Sergio Verdile, 22 anni, studente di Ingegneria Gestionale a Reggio Emilia, è andato contro Fratelli d’Italia, partito di cui è dirigente, è ha votato esprimendo un no a tutti i quesiti.
Sergio ti aspettavi questo esito?
Il risultato del referendum è stato chiaro: ha segnato una vittoria per il centrodestra, che aveva invitato all’astensione. L’alta astensione ha infatti dimostrato che una larga parte degli italiani non condivideva le proposte messe al voto. In particolare, il quesito numero 5, quello sulla cittadinanza, ha rivelato una spaccatura anche all’interno della sinistra. Nonostante il referendum sia stato promosso soprattutto da quest’area politica, i risultati (60% favorevoli contro 40% contrari) indicano che, nel segreto dell’urna, molti elettori di sinistra non hanno sostenuto la proposta. Questo evidenzia un distacco crescente tra le posizioni ideologiche della sinistra e il sentire comune. Credo anche che, alla luce di questi dati, è necessario rivedere le modalità con cui si organizzano i referendum. Non è sostenibile continuare a investire risorse pubbliche senza garanzie di reale partecipazione. Con gli strumenti digitali oggi disponibili, come lo SPID, si potrebbe alzare la soglia per la raccolta firme e mantenere il quorum, per evitare che una minoranza decida su temi rilevanti per tutto il Paese.
Nel merito invece?
Per me i quesiti sul lavoro rappresentano un ritorno al passato perché tentano di demolire riforme che hanno introdotto un minimo di flessibilità e di responsabilità in un mercato del lavoro che è ingessato. Anziché favorire l’occupazione e la competitività, questi referendum vogliono ripristinare vincoli, rigidità. Quindi difendere l’articolo 18 non crea posti di lavoro, ma li cancella.
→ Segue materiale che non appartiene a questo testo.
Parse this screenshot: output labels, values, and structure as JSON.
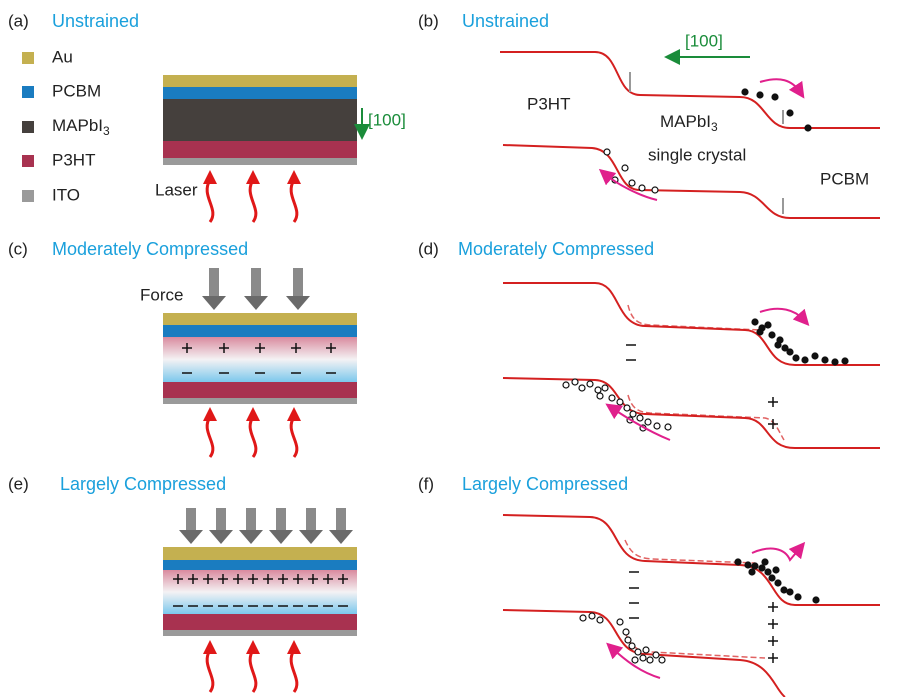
{
  "panels": [
    {
      "label": "(a)",
      "title": "Unstrained"
    },
    {
      "label": "(b)",
      "title": "Unstrained"
    },
    {
      "label": "(c)",
      "title": "Moderately Compressed"
    },
    {
      "label": "(d)",
      "title": "Moderately Compressed"
    },
    {
      "label": "(e)",
      "title": "Largely Compressed"
    },
    {
      "label": "(f)",
      "title": "Largely Compressed"
    }
  ],
  "legend": [
    {
      "text": "Au"
    },
    {
      "text": "PCBM"
    },
    {
      "text": "MAPbI",
      "subscript": "3"
    },
    {
      "text": "P3HT"
    },
    {
      "text": "ITO"
    }
  ],
  "direction_label_a": "[100]",
  "direction_label_b": "[100]",
  "laser_label": "Laser",
  "force_label": "Force",
  "band_labels": {
    "p3ht": "P3HT",
    "perovskite": {
      "text": "MAPbI",
      "subscript": "3"
    },
    "crystal": "single crystal",
    "pcbm": "PCBM"
  }
}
Mentre sul fronte della cittadinanza si vuole svuotare il concetto fondamentale di essere cittadini italiani. Accorciare i tempi per ottenerla significa non significa integrazione, significa resa. La cittadinanza non è un automatismo, ma un traguardo che richiede radicamento, rispetto delle regole, un’identità condivisa e integrazione appunto. Ho votato anche se non credevo in una stagione referendaria usata come surrogato della politica che abdica al confronto parlamentare e alla costruzione di un consenso sociale: è l’ennesima operazione ideologica promossa dalla sinistra per piegare il diritto e il lavoro ai propri schemi ideologici.